For feats, everything looks good, up to the order you take them in, until 12th level. You might be able to get your hit chance high enough to make Greater TWF useful, but if you aren't hitting 50% or better with -10 to attack, it's probably not worth it. White Raven Defense and Clarion Commander are not good feats, I'd rather dump the warblade bonus feats into Blind-Fight, the save feats, or Quick Draw, none of which are particularly compelling for your character. Blade Meditation is also an okay choice, and you have that. Lingering Song is bad in general for bardblades, once you activate inspire courage you don't have any reason to stop singing, and particularly useless at 18th level since by then combats will be so short. Look at Martial Study and Stance, those feats taken at high levels on TB characters will do more than almost any other feat because high-level maneuvers are better than almost all feats. The only other feat I'd look at taking early is Weapon Finesse, because it would let you drop Str to 10, so you could then swap the 14 to Int to use your warblade features and get some more skills, and focus all your money and level-based boosts on Dex, getting higher AC and initiative. Edited to add: I didn't realize this was point-buy, that makes Weapon Finesse a stronger choice since you can reallocate your initial point distribution to get a high Dex.
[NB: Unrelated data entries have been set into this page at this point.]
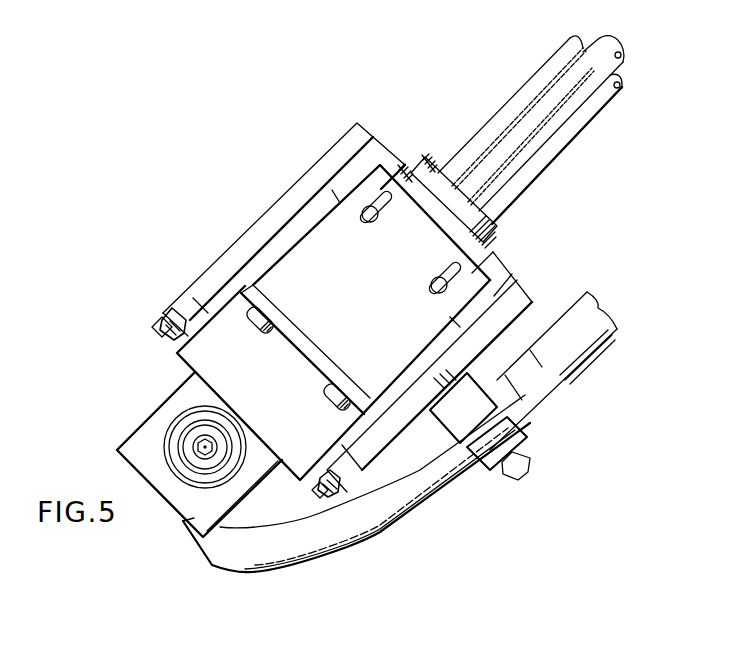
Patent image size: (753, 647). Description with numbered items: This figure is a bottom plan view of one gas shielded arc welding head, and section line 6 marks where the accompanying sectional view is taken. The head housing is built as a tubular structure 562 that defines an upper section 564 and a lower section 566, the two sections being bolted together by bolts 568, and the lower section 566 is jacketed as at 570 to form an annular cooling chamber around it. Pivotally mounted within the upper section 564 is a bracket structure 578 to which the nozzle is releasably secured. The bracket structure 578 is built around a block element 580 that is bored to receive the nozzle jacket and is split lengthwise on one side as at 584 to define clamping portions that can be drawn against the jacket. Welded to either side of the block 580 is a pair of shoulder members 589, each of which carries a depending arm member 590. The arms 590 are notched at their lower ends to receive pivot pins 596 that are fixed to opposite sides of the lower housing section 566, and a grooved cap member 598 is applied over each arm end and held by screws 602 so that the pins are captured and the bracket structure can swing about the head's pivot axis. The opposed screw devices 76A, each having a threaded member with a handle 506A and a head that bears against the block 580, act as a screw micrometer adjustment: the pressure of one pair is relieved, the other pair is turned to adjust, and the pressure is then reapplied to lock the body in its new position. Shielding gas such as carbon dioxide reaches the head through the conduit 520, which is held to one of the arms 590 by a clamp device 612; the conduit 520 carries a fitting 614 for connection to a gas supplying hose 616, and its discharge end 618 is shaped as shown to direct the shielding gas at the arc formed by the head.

The section line 6— 6 is at (370, 70).
The conduit 520 is at (356, 308).
The tubular structure 562 is at (349, 188).
The upper section 564 is at (307, 243).
The lower section 566 is at (137, 423).
The bolts 568 is at (258, 328).
The jacket 570 is at (203, 363).
The bracket structure 578 is at (570, 257).
The block element 580 is at (428, 198).
The split 584 is at (436, 214).
The shoulder members 589 is at (388, 150).
The arm members 590 is at (257, 223).
The pivot pins 596 is at (203, 313).
The cap member 598 is at (177, 307).
The screws 602 is at (160, 320).
The handle 506A is at (368, 222).
The screw devices 76A is at (358, 228).
The clamp device 612 is at (530, 438).
The fitting 614 is at (563, 402).
The gas supplying hose 616 is at (597, 350).
The discharge end 618 is at (273, 572).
For itemization, you have a big damage bonus from Dragonfire Inspiration, and tactics of the wolf if you take that, so you want to boost your attack bonus to compensate. Thus, you want straight pluses on your weapons and the martial discipline mod for whatever stance you expect you'll spend most of your time in. Your other items mostly look fine, assuming you're spending the rest of your money on the standard bonuses to stats. The only comments I'd make are that you should ditch fearsome, you're not a fear-focused character, and make sure to pick up boots of speed at some point. Slippers of battledancing are really not that good for most characters, they only work if you move 10' with a move action, and the only way your character can take advantage of them is with quicksilver motion, which will be very very late.